The Craftsmanship Behind 3D Printed Jewelry

in Interviews

The aroma of fire and metal is in the air in the jewelry lab at the Shenkar College of Engineering and Design. Based in Ramat Gan, Israel, the lab brings the art of jewelry-making into the 21st century. Here, traditional craftsmanship methods meet digital fabrication and 3D printing to bring student creations to life.

Shenkar Workshop Form 2
Formlabs Design Lead Yoav Roches teaches students how to 3D print in Castable Resin on a Form 2.

It was in this unique setting that Formlabs organized a jewelry workshop for the Shenkar students. Yoav Roches, our Design Lead and a former Shenkar teacher, partnered up with university professors to teach a three-day workshop about jewelry design, 3D printing, and investment casting.

Shenkar Build Platform
After printing on the Form 2 is complete, a student lifts Castable Resin jewelry pieces off of the build platform.

The lab has a Form 2 3D printer along with various industrial 3D printers. Eden Offer, the lab’s 3D printing manager, explains, “Our department consists of over 100 students, so every week, we have a lot of printing to do.” During this workshop, students learned how to 3D print directly on the Form 2, giving them hands-on experience in professional 3D printing for jewelers.

Shenkar Casting Trees
Students build casting trees so that they can cast many 3D printed pieces at once.

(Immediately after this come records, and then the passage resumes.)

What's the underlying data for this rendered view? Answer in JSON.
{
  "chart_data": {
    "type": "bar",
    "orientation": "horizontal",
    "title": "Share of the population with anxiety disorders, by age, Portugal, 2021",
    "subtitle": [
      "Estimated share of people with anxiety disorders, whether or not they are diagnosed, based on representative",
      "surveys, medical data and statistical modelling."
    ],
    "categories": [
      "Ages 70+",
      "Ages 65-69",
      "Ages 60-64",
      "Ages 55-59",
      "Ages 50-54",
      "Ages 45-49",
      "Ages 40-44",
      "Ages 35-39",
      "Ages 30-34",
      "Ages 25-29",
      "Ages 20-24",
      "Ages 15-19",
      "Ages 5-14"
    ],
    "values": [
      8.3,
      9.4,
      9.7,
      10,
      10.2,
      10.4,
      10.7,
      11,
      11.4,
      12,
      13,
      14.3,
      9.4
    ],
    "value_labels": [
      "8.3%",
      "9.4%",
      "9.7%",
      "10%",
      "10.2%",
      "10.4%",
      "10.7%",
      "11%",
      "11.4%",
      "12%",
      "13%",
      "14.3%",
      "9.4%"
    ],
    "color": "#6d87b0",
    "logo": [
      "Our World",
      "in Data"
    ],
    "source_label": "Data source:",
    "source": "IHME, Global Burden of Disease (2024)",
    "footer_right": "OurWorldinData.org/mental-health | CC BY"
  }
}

The students used Castable Resin to capture the intricate details and smooth surfaces of their designs. They attached the 3D printed pieces to casting trees so that they could cast many pieces at once. After the investment casting process, the students polished their jewelry designs by hand.

“I think every design studio should have a 3D printer. If I had a printer, I would want it to be the Form 2 because the quality and the way they work is just amazing.” — Student Guy Naor

Shenkar Polishing Finish
A student adds the final touches to a ring by polishing it to a mirror finish.

Student Katia Rabey was amazed with how desktop 3D printing gave her more control over her jewelry-making process. She explains, “You control it from the moment that you make your model in Rhino to the actual moment when you hold it in your hand.” Her classmate Guy Naor adds, “I think every design studio should have a 3D printer. If I had a printer, I would want it to be the Form 2 because the quality and the way they work is just amazing.”